Just look at the problems that are being faced here:
This is not good since subprime auto debt has been the engine that has kept the auto industry expanding since the financial crisis ended. The amount of loans going into delinquency is going to cause some deep examination of underwriting. The auto industry has to continually reinvent itself to keep consumers buying, even if those consumers are broke and falling off of the middle class bandwagon. The industry is also a victim to its own success – cars are actually better and last a lot longer assuming you take basic care of them. So the need to purchase a new car every five years has to do more with marketing than an actual need to replace the functional use of your five year old car.
It is shocking to see that total auto debt outstanding is now up to $1.1 trillion. Combine this with the $1.4 trillion in student debt and you start to realize that we are simply addicted to debt once again.
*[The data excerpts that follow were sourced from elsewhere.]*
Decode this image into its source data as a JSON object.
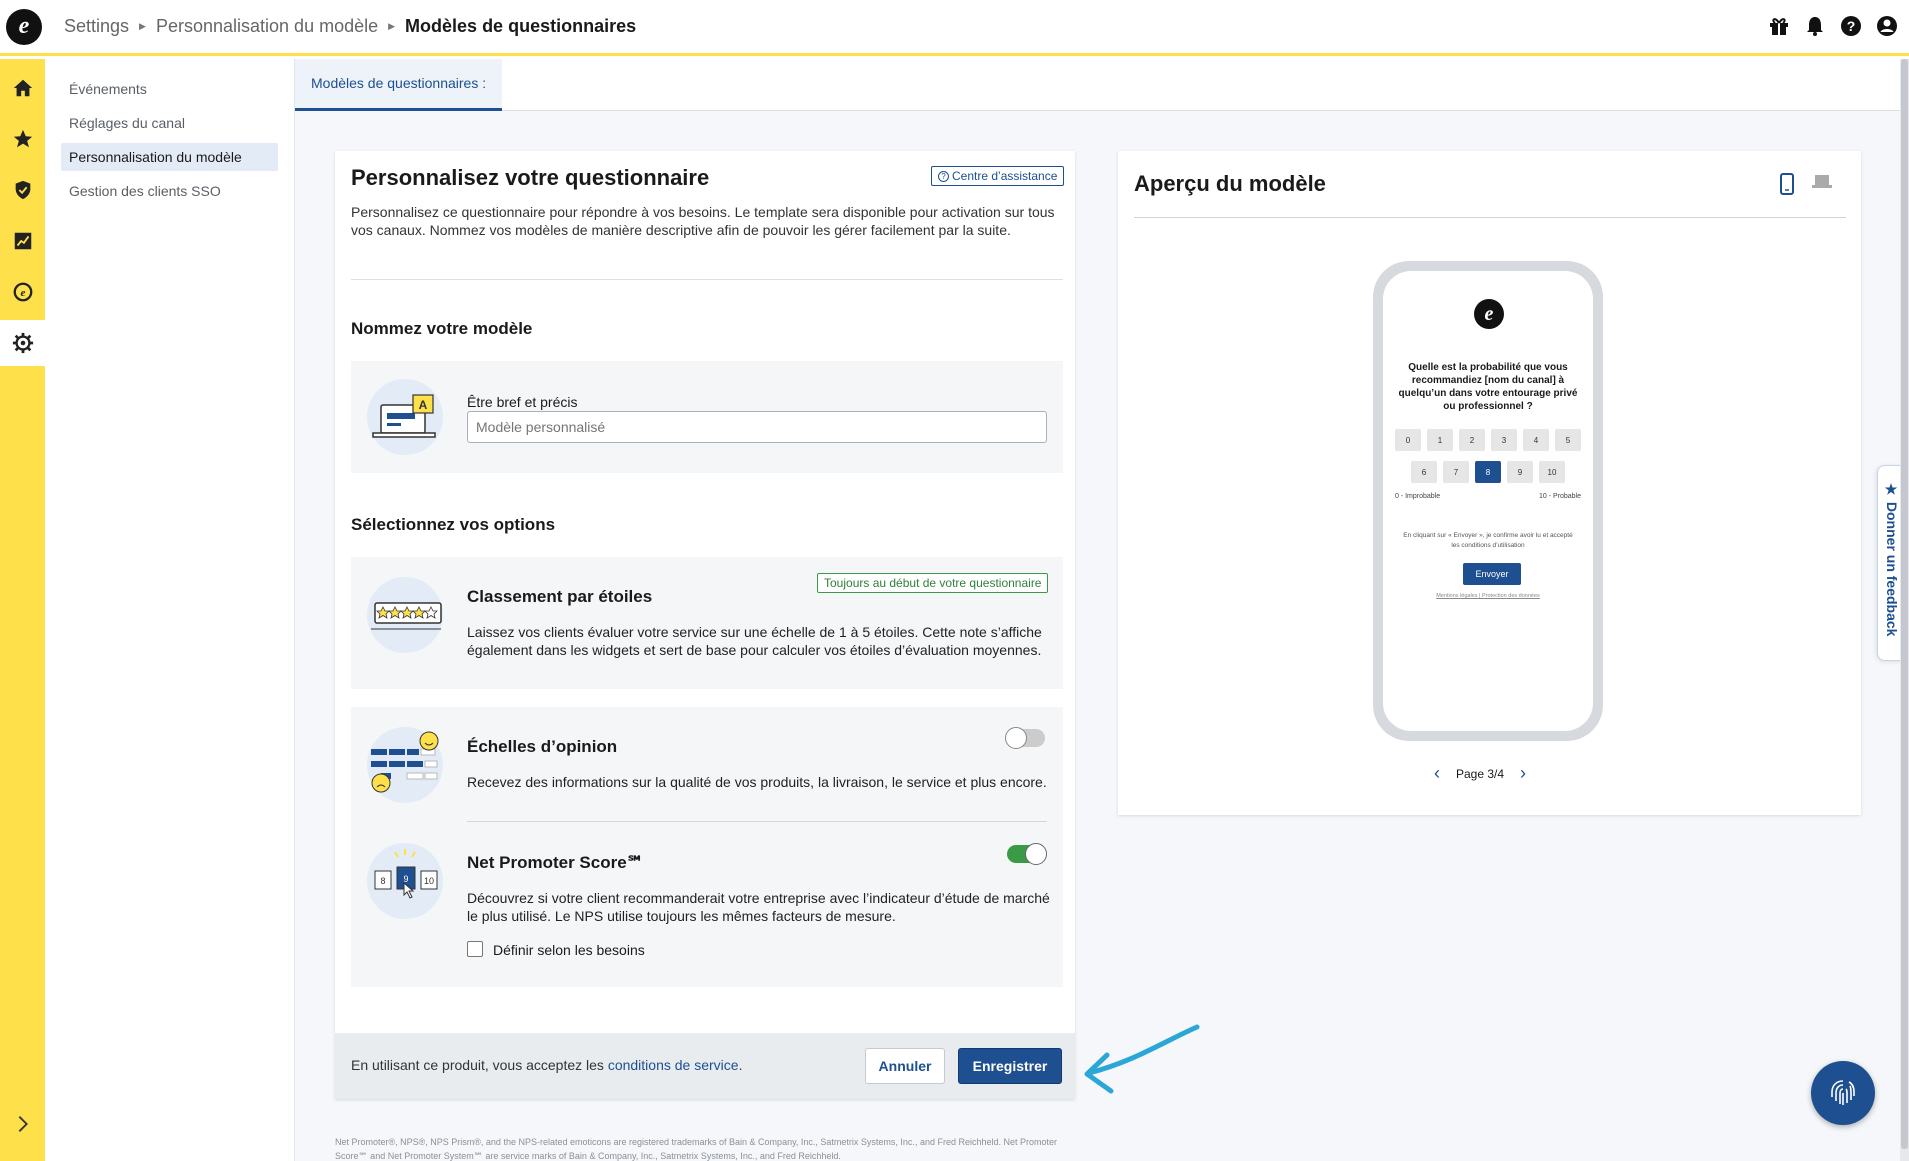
{
  "breadcrumb": [
    "Settings",
    "Personnalisation du modèle",
    "Modèles de questionnaires"
  ],
  "logo_letter": "e",
  "top_icons": [
    "gift-icon",
    "bell-icon",
    "help-icon",
    "user-icon"
  ],
  "rail_icons": [
    "home-icon",
    "star-icon",
    "shield-icon",
    "chart-icon",
    "e-badge-icon",
    "gear-icon",
    "chevron-right-icon"
  ],
  "subnav": {
    "items": [
      "Événements",
      "Réglages du canal",
      "Personnalisation du modèle",
      "Gestion des clients SSO"
    ],
    "active_index": 2
  },
  "tab": {
    "label": "Modèles de questionnaires :"
  },
  "form": {
    "title": "Personnalisez votre questionnaire",
    "help_link": "Centre d’assistance",
    "intro": "Personnalisez ce questionnaire pour répondre à vos besoins. Le template sera disponible pour activation sur tous vos canaux. Nommez vos modèles de manière descriptive afin de pouvoir les gérer facilement par la suite.",
    "name_section_title": "Nommez votre modèle",
    "name_label": "Être bref et précis",
    "name_placeholder": "Modèle personnalisé",
    "options_title": "Sélectionnez vos options",
    "options": [
      {
        "title": "Classement par étoiles",
        "badge": "Toujours au début de votre questionnaire",
        "desc": "Laissez vos clients évaluer votre service sur une échelle de 1 à 5 étoiles. Cette note s’affiche également dans les widgets et sert de base pour calculer vos étoiles d’évaluation moyennes."
      },
      {
        "title": "Échelles d’opinion",
        "toggle_on": false,
        "desc": "Recevez des informations sur la qualité de vos produits, la livraison, le service et plus encore."
      },
      {
        "title": "Net Promoter Score℠",
        "toggle_on": true,
        "desc": "Découvrez si votre client recommanderait votre entreprise avec l’indicateur d’étude de marché le plus utilisé. Le NPS utilise toujours les mêmes facteurs de mesure.",
        "checkbox_label": "Définir selon les besoins",
        "checkbox_checked": false,
        "illustration_numbers": [
          "8",
          "9",
          "10"
        ]
      }
    ],
    "footer_text": "En utilisant ce produit, vous acceptez les",
    "footer_link": "conditions de service",
    "footer_suffix": ".",
    "cancel": "Annuler",
    "save": "Enregistrer"
  },
  "legal": "Net Promoter®, NPS®, NPS Prism®, and the NPS-related emoticons are registered trademarks of Bain & Company, Inc., Satmetrix Systems, Inc., and Fred Reichheld. Net Promoter Score℠ and Net Promoter System℠ are service marks of Bain & Company, Inc., Satmetrix Systems, Inc., and Fred Reichheld.",
  "preview": {
    "title": "Aperçu du modèle",
    "question": "Quelle est la probabilité que vous recommandiez [nom du canal] à quelqu’un dans votre entourage privé ou professionnel ?",
    "row1": [
      "0",
      "1",
      "2",
      "3",
      "4",
      "5"
    ],
    "row2": [
      "6",
      "7",
      "8",
      "9",
      "10"
    ],
    "selected": "8",
    "low_label": "0 - Improbable",
    "high_label": "10 - Probable",
    "consent": "En cliquant sur « Envoyer », je confirme avoir lu et accepté les conditions d’utilisation",
    "button": "Envoyer",
    "footer": "Mentions légales | Protection des données",
    "page": "Page 3/4"
  },
  "feedback_tab": "Donner un feedback",
  "colors": {
    "brand_yellow": "#fde04a",
    "primary_blue": "#1d4f91",
    "success_green": "#3a9b47",
    "annotation_arrow": "#2aa7d6"
  }
}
Credit card debt is surging once again so the seeds that led us into the last credit crisis are once again firmly in place.
I had the chance to visit a car dealership recently. Just browsing around and it was amazing how quickly they were willing to finance my purchase of what would be a $50,000 car. Don’t get me wrong, it was a beautiful piece of machinery but that is the median income of a US family. And to finance that purchase just seemed out of place with a six year loan (72 months).
I understand the need to have a car but when it comes at the expense of having a stable financial future, you need to reexamine your wants versus your needs. The fact that so many subprime auto loans are imploding highlights the problem with simply giving out loans to everyone.